Florida Courts Will Not Substitute Their Judgment for That of the American Bar Association
 
December 20, 2007
 
Michelle Bedoya Barnett- Jacksonville

In Landon Williams v. American Bar Association (ABA) and Law School Admission Council (LSAC), a suit was filed against the ABA and the LSAC alleging deceptive practices (under the Florida Deceptive and Unfair Trade Practices Act), fraud and negligent accreditation of a law school. The plaintiff was a frustrated law student who performed poorly and filed suit against the ABA and LSAC claiming that it was their fault that he had failed out of law school. Although the case was presented as a fraud case, the allegations centered around whether or not the ABA can be held liable for negligently accrediting a law school.

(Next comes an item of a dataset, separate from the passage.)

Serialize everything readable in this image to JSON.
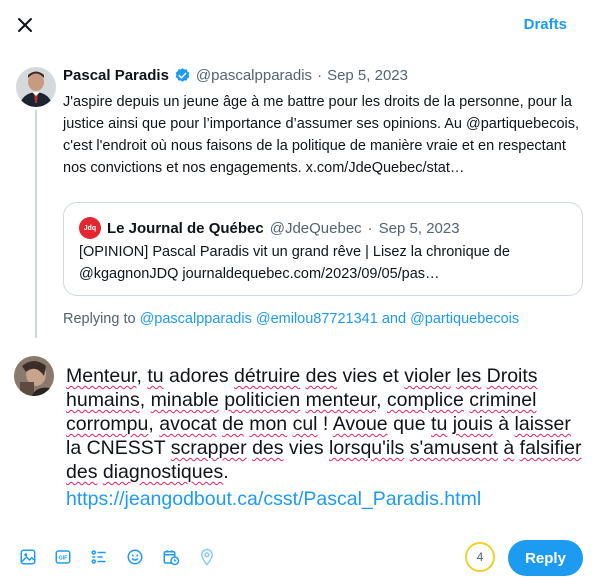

Among the plaintiff’s allegations were that the library space, library books and facilities as listed in the ABA-LSAC Official Guide to Law Schools were misrepresented to him. The law school underwent renovations during the plaintiff’s second semester, and he asserted that the ABA should have advised him that the school would be undergoing these renovations before he matriculated. The plaintiff claimed “extreme academic hardship” as a result of the inadequate facilities and that his grades were “clearly and irreparably” harmed by the ABA’s failure to disclose that the school “would” make these changes.

On the defendants’ motions to dismiss, the court dismissed the case with prejudice, thus precluding the plaintiff from pursuing these claims any further. With regard to the issue of negligent accreditation, the court refused to extend the concept of negligent retention or negligent hiring (which has been recognized as a cause of action in Florida in the employment context) to the educational accreditation arena. In formulating its decision, the court heavily relied on Staver v. American Bar Association, 169 F.Supp.2d 372, 1374 (M.D. Fla. 2001), in which the district court declined to decide whether the ABA had acted properly in refusing to grant provisional accreditation to a law school. Refusing to second-guess the ABA, the court reasoned that it should not “substitute its judgment for that of the ABA.”

This lawsuit had not come as a surprise to the ABA. One year earlier, the same plaintiff had filed the identical lawsuit, but it was filed in federal court and included a Section 1981 claim. At that time, the plaintiff alleged that because the law school was part of a historically black university, the school had not been held to the same standards as other law schools. The plaintiff further claimed that because the ABA had accredited a law school that was substandard, his reliance on the ABA’s accreditation of the law school had interfered with his ability to contract with other law schools that met ABA standards. In that action, the plaintiff’s Section 1981 claim was dismissed by the court and the court declined to exercise supplemental jurisdiction over the remaining state law claims, thus dismissing the case in its entirety. Relentless, the plaintiff re-filed his case (without the Section 1981 claim) in state court. Following removal to federal court on diversity jurisdiction, plaintiff’s claims were again dismissed (as discussed above), this time, with prejudice.